Program to find number of combinations of coins to reach target in Python

Suppose we have a list of coins and another value amount, we have to find the number of combinations there are that sum to amount. If the answer is very large, then mod the result by 10^9 + 7.

So, if the input is like coins = [2, 5] amount = 10, then the output will be 2, as we can make these combinations − [2, 2, 2, 2, 2], [5, 5]

Algorithm

To solve this, we will follow these steps −

• m := 10^9 + 7
• dp := a list of size same as amount + 1, and fill it with 0
• dp[0] := 1
• for each d in coins, do
  • for i in range 1 to size of dp, do
    • if i - d >= 0, then
      • dp[i] := dp[i] + dp[i - d]
• return (last element of dp) mod m

Example

Let us see the following implementation to get better understanding −

class Solution:
    def solve(self, coins, amount):
        dp = [0] * (amount + 1)
        dp[0] = 1
        for d in coins:
            for i in range(1, len(dp)):
                if i - d >= 0:
                    dp[i] += dp[i - d]
        return dp[-1] % (10 ** 9 + 7)

ob = Solution()
coins = [2, 5]
amount = 10
print(ob.solve(coins, amount))

The output of the above code is −

2

How It Works

The algorithm uses dynamic programming where dp[i] represents the number of ways to make amount i.
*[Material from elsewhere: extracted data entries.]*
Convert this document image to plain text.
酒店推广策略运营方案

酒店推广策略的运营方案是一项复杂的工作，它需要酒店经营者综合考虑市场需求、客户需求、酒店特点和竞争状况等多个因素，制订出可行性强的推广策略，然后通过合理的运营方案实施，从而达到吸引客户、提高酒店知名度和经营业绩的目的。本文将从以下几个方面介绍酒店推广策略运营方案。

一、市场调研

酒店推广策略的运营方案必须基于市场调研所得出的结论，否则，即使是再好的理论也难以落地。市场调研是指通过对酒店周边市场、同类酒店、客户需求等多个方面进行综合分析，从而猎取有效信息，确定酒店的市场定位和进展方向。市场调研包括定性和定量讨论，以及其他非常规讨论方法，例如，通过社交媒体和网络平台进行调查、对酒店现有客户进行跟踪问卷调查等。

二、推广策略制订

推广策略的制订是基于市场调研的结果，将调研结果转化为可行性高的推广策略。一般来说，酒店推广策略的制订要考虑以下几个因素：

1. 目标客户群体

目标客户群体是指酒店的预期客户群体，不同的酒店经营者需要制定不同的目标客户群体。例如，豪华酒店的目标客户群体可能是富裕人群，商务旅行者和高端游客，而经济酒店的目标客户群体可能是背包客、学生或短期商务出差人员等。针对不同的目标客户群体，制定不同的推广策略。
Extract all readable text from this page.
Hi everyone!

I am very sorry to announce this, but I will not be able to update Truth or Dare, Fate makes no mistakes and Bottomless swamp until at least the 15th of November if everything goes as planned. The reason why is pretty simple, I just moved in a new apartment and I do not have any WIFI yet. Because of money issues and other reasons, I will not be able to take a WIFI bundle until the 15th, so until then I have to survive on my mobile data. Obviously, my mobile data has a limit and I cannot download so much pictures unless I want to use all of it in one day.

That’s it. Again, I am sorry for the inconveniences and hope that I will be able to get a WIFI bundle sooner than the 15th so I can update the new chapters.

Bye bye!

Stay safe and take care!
We iterate through each coin and update all possible amounts that can be formed using that coin.

Step-by-Step Execution

def solve_with_steps(coins, amount):
    dp = [0] * (amount + 1)
    dp[0] = 1
    print(f"Initial dp: {dp}")
    
    for coin in coins:
        print(f"\nProcessing coin {coin}:")
        for i in range(1, len(dp)):
            if i - coin >= 0:
                old_value = dp[i]
                dp[i] += dp[i - coin]
                print(f"  dp[{i}] = {old_value} + dp[{i - coin}] = {dp[i]}")
        print(f"After coin {coin}: {dp}")
    
    return dp[-1] % (10 ** 9 + 7)

coins = [2, 5]
amount = 10
result = solve_with_steps(coins, amount)
print(f"\nFinal result: {result}")

Initial dp: [1, 0, 0, 0, 0, 0, 0, 0, 0, 0, 0]

Processing coin 2:
  dp[2] = 0 + dp[0] = 1
  dp[4] = 0 + dp[2] = 1
  dp[6] = 0 + dp[4] = 1
  dp[8] = 0 + dp[6] = 1
  dp[10] = 0 + dp[8] = 1
After coin 2: [1, 0, 1, 0, 1, 0, 1, 0, 1, 0, 1]

Processing coin 5:
  dp[5] = 0 + dp[0] = 1
  dp[7] = 0 + dp[2] = 1
  dp[9] = 0 + dp[4] = 1
  dp[10] = 1 + dp[5] = 2
After coin 5: [1, 0, 1, 0, 1, 1, 1, 1, 1, 1, 2]

Final result: 2

Conclusion

This dynamic programming solution efficiently finds the number of coin combinations by building up solutions for smaller amounts. The time complexity is O(amount × number of coins) and space complexity is O(amount).